Aranha has had to make compromises in balancing career and family.

Always an admirer of doctors such as Albert Schweitzer who helped people in undeveloped parts of the world, Aranha is considering philanthropic work after his retirement. He might volunteer for Americares, the Connecticut-based non-profit foundation that sends medicines, medical supplies and personnel on one-week to three-month stints throughout the world to train local health professionals and develop new programs.

From 1979 to 1988, he served the Visitation Church in Elmhurst as lector, usher and Eucharistic minister for three years each.

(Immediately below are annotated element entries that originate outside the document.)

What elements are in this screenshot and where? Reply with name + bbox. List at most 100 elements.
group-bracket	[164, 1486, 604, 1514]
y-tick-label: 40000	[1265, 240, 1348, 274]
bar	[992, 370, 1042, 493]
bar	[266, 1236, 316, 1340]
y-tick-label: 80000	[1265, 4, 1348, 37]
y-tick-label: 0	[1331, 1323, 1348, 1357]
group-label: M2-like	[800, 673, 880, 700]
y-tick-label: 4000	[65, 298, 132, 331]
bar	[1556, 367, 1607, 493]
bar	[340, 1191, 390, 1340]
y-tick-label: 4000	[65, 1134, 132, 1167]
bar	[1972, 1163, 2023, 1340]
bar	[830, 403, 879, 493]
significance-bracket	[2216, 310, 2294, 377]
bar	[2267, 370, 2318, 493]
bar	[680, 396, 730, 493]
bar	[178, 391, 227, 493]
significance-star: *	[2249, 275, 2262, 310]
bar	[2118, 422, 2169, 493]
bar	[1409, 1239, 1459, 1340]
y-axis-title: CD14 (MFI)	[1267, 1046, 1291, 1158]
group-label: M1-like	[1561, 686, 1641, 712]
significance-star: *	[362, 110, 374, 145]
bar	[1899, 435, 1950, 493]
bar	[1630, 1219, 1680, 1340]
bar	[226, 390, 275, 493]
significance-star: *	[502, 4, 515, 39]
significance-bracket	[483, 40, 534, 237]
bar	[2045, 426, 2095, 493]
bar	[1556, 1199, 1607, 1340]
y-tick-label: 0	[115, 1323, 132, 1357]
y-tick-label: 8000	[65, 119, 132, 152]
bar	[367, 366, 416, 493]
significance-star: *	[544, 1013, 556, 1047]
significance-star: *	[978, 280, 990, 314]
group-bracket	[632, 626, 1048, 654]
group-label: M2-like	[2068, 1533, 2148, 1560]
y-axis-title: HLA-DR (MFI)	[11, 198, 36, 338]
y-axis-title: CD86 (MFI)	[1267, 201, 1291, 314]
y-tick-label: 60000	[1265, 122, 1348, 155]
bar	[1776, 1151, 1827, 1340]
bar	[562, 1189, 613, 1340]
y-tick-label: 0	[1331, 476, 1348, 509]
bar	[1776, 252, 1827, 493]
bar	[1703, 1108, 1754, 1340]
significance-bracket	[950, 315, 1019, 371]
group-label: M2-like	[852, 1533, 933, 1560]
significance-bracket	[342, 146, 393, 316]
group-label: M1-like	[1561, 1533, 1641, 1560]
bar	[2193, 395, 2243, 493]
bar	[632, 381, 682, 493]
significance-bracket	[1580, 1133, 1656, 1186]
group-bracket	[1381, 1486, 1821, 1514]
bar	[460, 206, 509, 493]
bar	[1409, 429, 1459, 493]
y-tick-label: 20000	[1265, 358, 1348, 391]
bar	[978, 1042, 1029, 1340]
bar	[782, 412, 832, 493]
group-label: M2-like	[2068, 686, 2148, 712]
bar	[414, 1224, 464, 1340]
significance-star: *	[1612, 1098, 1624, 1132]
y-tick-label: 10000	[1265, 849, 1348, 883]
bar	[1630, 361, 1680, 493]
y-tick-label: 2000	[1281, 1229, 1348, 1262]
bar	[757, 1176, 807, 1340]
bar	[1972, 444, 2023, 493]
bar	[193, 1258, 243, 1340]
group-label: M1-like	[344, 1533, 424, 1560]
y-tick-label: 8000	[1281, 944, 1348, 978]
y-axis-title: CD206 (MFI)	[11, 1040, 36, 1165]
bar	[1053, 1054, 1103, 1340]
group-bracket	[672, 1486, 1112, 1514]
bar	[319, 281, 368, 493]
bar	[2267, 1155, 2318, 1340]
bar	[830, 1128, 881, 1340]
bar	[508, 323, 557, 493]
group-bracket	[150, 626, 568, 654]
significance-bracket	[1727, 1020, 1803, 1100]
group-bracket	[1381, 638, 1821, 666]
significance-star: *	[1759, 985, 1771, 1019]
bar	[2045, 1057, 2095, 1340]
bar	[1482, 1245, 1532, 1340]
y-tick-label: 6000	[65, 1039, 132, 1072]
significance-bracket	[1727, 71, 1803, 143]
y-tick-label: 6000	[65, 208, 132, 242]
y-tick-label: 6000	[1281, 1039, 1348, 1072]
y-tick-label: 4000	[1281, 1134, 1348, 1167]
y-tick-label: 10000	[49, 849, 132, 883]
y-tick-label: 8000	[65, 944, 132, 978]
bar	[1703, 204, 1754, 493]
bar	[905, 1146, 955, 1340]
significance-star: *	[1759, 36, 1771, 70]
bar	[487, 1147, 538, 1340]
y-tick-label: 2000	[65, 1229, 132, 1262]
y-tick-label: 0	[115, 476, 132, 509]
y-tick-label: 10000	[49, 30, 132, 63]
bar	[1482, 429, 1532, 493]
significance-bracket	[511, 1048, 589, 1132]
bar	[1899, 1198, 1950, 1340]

“Dr. Aranha is honest, straightforward, pleasant, easy to talk with. He does not talk down to people but talks with them,” said Dr. Herbert Greenlee, professor emeritus of surgery at Loyola University’s Stritch School of Medicine, who was chief of the surgical service at Hines during part of Aranha’s residency there.

Medical students and residents also consider Aranha an “approachable figure,” said Dr. Peter Rantis, who assisted Aranha in Bernardin’s operation before completing his residency at Loyola in June. “He’s definitely one of the favorites. He cares about our lives outside the hospital.”

Aranha’s children are proud of their father’s accomplishments. Robert and Shawn took turns taping his appearances on the local TV news.

“We continually tape whatever we can–first of all, for our family to remember the significant event in all our lives, and secondly, to share this event with our relatives who cannot join us,” Shawn said.

Aranha said he will copy all the segments onto one videocassette tape and send it to his parents, who will pass it along to relatives in India.

As for the medal, the cardinal’s gift, he said: “I will display it prominently in the house.”